Le mal-être des étudiants en santé : une préoccupation pour le gouvernement

Epuisement, crises d'angoisse ou encore consommation d'antidépresseurs, voici les problèmes qu'affrontent de nombreux étudiants en santé. Face à la multiplication des burn-out et dépressions, le gouvernement souhaite mettre en place des solutions sous la forme de 15 engagements.

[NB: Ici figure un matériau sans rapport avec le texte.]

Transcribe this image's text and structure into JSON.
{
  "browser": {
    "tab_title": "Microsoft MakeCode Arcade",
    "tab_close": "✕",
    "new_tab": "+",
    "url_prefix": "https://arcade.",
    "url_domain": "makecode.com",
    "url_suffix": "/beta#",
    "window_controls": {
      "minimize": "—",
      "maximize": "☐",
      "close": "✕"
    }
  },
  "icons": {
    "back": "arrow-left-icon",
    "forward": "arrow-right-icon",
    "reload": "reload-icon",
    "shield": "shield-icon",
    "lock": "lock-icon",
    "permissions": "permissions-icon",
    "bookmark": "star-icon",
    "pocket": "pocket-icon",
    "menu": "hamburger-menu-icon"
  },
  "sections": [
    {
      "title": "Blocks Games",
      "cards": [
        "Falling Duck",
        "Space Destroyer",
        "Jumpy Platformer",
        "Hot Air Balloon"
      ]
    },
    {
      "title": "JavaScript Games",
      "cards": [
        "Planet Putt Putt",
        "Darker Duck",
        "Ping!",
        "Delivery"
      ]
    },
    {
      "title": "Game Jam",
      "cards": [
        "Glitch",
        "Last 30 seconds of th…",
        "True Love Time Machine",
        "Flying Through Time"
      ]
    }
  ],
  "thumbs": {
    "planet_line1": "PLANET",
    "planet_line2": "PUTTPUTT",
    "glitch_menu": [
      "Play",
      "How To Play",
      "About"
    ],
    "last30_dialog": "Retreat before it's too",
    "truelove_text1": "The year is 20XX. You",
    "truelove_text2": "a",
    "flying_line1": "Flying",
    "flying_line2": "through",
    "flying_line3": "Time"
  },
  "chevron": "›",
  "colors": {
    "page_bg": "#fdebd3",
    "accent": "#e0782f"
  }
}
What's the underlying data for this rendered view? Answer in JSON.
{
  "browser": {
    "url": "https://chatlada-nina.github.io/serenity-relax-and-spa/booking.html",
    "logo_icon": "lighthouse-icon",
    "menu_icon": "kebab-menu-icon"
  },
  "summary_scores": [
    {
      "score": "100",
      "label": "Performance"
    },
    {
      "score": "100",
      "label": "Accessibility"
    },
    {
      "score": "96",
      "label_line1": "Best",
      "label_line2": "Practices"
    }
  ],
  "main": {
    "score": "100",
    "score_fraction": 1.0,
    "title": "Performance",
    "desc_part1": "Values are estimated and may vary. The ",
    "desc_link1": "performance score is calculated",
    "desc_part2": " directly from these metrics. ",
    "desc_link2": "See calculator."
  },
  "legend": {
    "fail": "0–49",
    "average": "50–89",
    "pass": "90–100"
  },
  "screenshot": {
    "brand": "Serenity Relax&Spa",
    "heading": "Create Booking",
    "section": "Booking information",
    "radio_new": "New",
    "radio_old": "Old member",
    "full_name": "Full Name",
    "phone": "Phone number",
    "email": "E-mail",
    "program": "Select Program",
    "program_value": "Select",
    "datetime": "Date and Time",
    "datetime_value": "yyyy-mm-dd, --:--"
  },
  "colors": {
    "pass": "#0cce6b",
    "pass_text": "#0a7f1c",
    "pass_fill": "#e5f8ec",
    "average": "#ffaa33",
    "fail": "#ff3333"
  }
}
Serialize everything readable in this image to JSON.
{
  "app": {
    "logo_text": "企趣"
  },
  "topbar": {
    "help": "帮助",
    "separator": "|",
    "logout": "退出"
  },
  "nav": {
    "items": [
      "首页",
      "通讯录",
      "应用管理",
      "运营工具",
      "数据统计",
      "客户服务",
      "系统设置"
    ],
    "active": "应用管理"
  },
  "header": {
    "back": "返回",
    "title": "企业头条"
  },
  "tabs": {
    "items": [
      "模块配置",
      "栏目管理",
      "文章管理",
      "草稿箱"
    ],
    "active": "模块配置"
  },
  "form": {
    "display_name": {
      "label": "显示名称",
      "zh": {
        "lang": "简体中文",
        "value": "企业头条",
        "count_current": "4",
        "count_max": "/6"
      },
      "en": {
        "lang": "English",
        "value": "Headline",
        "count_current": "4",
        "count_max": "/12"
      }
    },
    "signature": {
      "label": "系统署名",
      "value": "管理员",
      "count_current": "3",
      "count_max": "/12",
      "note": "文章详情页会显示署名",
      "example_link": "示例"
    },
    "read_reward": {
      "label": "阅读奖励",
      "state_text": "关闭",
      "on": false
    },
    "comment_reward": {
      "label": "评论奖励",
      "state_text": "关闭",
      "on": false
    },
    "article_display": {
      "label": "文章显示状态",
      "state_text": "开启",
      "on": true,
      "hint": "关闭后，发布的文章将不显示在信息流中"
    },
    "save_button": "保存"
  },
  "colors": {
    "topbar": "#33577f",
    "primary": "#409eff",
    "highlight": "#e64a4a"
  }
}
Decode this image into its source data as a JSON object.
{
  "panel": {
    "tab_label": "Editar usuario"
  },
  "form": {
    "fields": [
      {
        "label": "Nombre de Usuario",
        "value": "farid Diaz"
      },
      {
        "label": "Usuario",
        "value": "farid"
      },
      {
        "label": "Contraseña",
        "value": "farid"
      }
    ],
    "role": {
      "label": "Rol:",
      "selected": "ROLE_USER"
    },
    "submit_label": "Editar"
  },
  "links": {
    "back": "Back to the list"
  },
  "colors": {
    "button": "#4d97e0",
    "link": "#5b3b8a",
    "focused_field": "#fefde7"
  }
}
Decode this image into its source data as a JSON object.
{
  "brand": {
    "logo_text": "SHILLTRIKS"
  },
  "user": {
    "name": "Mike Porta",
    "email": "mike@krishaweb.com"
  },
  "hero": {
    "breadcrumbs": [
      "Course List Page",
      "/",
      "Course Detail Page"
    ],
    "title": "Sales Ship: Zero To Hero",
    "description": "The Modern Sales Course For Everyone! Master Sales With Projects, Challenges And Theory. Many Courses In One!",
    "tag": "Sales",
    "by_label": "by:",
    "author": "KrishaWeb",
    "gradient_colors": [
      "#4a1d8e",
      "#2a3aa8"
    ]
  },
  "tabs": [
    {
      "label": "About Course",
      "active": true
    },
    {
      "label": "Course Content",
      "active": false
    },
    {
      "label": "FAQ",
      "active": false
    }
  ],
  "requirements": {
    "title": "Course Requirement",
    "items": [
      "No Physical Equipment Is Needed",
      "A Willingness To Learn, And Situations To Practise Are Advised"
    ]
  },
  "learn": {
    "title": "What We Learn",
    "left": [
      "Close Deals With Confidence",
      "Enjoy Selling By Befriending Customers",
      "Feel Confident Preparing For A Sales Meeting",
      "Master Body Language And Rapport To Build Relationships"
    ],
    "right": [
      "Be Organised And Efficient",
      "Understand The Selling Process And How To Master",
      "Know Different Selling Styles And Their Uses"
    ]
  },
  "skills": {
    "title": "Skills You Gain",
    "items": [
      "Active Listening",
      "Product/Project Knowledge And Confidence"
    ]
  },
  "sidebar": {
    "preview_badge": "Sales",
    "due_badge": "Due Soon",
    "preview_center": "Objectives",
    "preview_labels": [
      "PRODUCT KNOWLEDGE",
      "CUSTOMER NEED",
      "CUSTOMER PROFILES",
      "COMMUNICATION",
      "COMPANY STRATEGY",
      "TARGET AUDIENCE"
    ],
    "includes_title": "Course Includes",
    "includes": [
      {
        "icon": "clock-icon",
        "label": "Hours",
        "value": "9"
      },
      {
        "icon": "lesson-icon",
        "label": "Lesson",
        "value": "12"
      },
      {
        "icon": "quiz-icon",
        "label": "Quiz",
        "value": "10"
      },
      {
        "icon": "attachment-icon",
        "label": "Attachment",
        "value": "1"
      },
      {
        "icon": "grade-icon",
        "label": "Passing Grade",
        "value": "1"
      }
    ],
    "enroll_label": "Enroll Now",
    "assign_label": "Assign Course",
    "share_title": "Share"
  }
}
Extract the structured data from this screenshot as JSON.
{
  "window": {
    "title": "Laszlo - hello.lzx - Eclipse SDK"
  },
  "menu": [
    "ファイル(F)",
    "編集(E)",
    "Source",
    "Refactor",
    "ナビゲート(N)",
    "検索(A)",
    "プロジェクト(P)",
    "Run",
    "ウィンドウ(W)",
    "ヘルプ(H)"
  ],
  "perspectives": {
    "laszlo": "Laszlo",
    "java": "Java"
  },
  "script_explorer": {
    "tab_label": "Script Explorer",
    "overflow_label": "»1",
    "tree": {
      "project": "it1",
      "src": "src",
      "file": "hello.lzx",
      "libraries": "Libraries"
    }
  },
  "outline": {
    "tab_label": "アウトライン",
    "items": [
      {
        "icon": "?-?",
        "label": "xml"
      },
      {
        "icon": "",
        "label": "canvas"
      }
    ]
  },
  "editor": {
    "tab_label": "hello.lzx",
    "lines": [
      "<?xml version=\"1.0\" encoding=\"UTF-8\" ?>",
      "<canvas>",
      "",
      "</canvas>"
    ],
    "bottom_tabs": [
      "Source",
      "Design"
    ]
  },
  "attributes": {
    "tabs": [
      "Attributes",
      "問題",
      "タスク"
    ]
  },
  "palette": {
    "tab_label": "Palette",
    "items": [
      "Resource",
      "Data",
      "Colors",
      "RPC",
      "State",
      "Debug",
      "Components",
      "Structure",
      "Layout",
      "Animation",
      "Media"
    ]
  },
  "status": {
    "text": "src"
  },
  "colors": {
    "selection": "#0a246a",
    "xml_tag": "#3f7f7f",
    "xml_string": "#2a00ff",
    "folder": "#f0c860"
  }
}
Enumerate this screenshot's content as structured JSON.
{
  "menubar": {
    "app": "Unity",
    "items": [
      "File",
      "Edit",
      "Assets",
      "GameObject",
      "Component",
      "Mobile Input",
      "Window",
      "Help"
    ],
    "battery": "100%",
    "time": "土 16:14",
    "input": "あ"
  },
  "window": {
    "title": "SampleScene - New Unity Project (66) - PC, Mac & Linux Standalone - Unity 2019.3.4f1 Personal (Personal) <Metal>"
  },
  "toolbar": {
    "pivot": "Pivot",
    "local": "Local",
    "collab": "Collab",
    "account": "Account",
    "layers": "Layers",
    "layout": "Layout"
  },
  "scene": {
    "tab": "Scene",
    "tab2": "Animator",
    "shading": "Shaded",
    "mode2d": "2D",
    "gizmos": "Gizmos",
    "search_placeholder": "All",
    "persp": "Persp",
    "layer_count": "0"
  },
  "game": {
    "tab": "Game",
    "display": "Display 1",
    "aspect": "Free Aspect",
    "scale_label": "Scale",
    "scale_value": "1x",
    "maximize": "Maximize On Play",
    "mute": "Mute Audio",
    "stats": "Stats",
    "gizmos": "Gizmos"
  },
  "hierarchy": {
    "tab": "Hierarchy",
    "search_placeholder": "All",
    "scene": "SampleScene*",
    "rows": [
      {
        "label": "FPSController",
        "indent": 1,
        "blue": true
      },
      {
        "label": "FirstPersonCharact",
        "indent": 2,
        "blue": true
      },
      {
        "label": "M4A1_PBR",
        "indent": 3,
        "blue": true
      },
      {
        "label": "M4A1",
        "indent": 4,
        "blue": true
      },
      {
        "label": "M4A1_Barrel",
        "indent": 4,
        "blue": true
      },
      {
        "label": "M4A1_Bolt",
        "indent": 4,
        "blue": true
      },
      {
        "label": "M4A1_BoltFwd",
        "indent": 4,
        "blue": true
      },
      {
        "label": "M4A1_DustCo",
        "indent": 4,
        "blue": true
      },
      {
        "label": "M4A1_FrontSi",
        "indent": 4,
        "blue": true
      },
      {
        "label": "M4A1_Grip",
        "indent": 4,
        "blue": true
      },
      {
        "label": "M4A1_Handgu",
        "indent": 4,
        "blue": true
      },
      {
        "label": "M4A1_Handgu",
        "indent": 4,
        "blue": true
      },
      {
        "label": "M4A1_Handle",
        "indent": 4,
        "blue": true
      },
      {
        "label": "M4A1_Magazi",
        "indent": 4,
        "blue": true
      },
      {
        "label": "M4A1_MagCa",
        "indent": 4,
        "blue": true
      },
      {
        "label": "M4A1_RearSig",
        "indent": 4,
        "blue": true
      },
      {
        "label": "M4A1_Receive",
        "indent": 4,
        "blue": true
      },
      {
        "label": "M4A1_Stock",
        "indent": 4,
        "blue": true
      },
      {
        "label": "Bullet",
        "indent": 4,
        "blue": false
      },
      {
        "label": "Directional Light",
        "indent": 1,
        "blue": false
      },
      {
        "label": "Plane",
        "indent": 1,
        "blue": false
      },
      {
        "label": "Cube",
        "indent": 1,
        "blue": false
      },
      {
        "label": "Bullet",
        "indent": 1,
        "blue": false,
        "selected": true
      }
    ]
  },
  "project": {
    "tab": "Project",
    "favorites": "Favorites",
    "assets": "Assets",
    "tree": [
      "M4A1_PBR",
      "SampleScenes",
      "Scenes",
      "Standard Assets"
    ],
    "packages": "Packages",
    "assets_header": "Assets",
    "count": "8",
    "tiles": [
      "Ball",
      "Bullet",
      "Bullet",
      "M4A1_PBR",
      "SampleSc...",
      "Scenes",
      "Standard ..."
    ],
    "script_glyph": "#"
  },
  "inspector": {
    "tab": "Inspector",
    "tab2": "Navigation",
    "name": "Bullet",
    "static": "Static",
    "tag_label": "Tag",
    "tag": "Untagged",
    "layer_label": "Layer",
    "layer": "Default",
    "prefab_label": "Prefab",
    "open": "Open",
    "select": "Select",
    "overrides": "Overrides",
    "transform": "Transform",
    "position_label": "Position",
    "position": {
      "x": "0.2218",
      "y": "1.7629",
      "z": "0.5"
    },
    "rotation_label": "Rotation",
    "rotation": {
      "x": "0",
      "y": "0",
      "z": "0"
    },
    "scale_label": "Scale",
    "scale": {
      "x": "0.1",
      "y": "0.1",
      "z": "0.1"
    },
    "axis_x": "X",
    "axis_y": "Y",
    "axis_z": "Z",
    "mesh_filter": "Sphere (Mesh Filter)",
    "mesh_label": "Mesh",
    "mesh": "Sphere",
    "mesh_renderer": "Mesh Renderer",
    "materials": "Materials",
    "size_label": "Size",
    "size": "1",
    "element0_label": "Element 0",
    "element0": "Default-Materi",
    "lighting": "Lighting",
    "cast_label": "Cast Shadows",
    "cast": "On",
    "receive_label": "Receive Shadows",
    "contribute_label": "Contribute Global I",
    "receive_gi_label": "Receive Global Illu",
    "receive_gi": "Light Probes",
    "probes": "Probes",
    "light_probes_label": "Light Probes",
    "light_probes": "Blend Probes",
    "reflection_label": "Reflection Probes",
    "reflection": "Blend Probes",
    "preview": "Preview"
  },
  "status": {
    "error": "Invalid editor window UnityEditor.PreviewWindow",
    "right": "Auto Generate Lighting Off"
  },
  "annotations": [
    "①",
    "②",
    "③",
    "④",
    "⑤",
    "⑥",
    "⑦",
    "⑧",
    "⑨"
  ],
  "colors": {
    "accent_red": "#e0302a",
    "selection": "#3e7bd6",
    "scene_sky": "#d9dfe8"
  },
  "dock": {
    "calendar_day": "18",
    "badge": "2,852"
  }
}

étudiants en médecine marchant

Entre la consommation d’anxiolytiques et d’antidépresseurs, l’angoisse quotidienne ou le stress causé par la compétition, les étudiants en santé sont nombreux à éprouver un certain mal-être. Certains songent même à arrêter leur formation. Pourtant, cela pose problème dans un système de santé où les médecins et infirmiers se retrouvent déjà débordés.

Un cursus difficile

78 % des élèves en santé se déclarent constamment stressés et 28 % souffriraient de troubles dépressifs. Ces chiffres s’expliquent notamment par la rigueur de ce cursus et un milieu bien souvent rude. En effet, ce malaise quotidien est directement lié à la pression des épreuves classantes pour le troisième cycle, la compétition parmi les étudiants, mais aussi le bizutage pour les premières années. Et la liste des facteurs environnementaux ne s’arrête pas là. Au-delà du stress des examens, le contexte professionnel semble être une vraie épreuve supplémentaire pour les étudiants. Avec un manque d’encadrement de leurs pairs et l’accumulation de la fatigue entre les cours et le stage, le cadre professionnel demeure l’un des principaux problèmes des cursus en santé. Confrontés régulièrement à la mort et à la souffrance, les stages dans le milieu hospitalier représentent pour les élèves une autre source d’anxiété. Tous ces facteurs et leurs conséquences ont été observés par les associations étudiantes ayant décidé de prévenir le gouvernement afin de prendre des mesures ensemble.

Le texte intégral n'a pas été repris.